Мне понравилось, что меня просят прекратить вредничать. Это нас сближало, как будто она метнула в меня пять-шесть диванных подушек, прежде чем положить голову мне на грудь. Понравился мне не только фамильярно-укоряющий тон, который нас сблизил, и даже не сарказм, с которым она потом произнесла: «Ты просто жуткий Князь Оскар», имея в виду – жуткий сноб, жутко ребячливый, недалекий, – но и потому, что «Прекрати вредничать» мне говорят все и всегда. Она заговорила на языке моего прошлого. Так случается распознать звуки своего детства в опустевшей квартире или запах гвоздики и бабушкиных специй в пакете с выпечкой, которую этим утром купила Клара.
– Вот, держи кусочек, – сказал я, отыскав спрятавшуюся булочку.
– Лучше сам съешь.
Я стал настаивать. Она поблагодарила в точности так же, как и в первый раз, слегка наклонив голову.
Кларе нравилось носиться на спортивных машинах. Внезапно нам открылось шоссе Со-Милл в легкой дымке – бесконечная полоса, ведущая в места незримые и неведомые; вот бы им остаться такими навсегда.
– Ты силен в математике?
– Более или менее. – Откуда такой вопрос?
– Тогда продолжи последовательность: один, два, три, пять, восемь…

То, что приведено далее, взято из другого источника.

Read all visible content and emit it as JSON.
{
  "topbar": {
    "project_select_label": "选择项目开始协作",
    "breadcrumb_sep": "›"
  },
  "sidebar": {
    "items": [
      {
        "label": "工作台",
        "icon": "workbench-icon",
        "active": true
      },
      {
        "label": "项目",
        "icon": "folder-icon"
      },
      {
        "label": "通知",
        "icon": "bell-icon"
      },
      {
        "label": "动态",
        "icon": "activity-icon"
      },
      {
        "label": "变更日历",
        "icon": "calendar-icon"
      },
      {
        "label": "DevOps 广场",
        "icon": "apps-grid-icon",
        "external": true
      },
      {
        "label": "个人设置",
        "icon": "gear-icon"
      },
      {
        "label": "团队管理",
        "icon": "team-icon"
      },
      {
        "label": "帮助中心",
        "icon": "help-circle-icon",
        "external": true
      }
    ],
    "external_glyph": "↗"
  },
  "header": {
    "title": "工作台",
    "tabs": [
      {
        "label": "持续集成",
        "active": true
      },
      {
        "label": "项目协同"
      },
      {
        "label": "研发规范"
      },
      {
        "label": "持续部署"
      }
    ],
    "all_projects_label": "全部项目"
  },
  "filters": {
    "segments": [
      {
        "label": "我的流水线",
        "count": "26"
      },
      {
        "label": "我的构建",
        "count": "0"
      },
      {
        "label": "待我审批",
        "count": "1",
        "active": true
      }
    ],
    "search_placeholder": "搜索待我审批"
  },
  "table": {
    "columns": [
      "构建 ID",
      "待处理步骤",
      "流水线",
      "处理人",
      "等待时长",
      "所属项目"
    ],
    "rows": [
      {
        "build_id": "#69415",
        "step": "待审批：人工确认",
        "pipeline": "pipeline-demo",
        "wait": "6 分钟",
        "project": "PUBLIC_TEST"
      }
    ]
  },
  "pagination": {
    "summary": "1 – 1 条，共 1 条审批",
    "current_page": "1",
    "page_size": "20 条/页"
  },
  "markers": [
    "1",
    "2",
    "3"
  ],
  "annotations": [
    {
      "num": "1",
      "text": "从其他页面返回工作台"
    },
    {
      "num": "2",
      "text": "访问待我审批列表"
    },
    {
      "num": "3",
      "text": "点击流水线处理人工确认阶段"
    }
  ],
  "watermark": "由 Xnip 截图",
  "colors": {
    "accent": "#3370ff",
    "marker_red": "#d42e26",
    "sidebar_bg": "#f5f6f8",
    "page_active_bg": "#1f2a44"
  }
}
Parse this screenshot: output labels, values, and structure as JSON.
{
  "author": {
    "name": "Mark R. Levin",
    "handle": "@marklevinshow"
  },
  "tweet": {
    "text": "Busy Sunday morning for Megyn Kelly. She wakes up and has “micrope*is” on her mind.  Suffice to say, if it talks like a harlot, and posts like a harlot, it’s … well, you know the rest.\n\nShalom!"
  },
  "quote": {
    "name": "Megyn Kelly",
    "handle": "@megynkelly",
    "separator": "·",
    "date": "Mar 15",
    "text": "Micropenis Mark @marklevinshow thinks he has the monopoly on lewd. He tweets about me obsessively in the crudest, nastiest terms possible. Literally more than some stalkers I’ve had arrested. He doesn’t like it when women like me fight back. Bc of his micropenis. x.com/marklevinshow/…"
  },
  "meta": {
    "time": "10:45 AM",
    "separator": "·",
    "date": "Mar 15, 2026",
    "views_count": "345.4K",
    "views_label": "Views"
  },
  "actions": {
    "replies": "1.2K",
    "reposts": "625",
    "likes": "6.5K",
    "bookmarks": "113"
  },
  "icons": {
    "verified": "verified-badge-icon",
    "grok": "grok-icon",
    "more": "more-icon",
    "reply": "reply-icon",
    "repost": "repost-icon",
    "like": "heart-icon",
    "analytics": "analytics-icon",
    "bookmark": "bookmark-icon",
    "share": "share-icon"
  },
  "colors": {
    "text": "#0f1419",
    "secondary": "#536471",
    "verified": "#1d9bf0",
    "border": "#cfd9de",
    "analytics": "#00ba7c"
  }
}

– Запросто. Последовательность Фибоначчи. Тринадцать, двадцать один, тридцать четыре…
Через несколько секунд:
– А эту: один, три, шесть, десять, пятнадцать…
Тут я задумался.
– Треугольник Паскаля: двадцать один, двадцать восемь, тридцать четыре…
Как всегда, резко, отрывисто.
– А как тебе эта: четырнадцать, восемнадцать, двадцать три, двадцать восемь, тридцать четыре…
Я ненадолго задумался. Не догадался.
– Не выходит.
– Ответ прямо под носом.
Поспешные вычисления. Ничего. Как это ей так ловко удается выставить меня топорным и тупым?
– Не выходит, – повторил я.
– Сорок два, пятьдесят, пятьдесят девять, шестьдесят шесть… – Она давала подсказки.
– И что это?
– Остановки метро на Бродвейской-местной. Не видишь того, что у тебя прямо под носом, да?
– Редко вижу.
– На то похоже.
Клара Бруншвикг, хотел я сказать, а какова последовательность Бруншвикг?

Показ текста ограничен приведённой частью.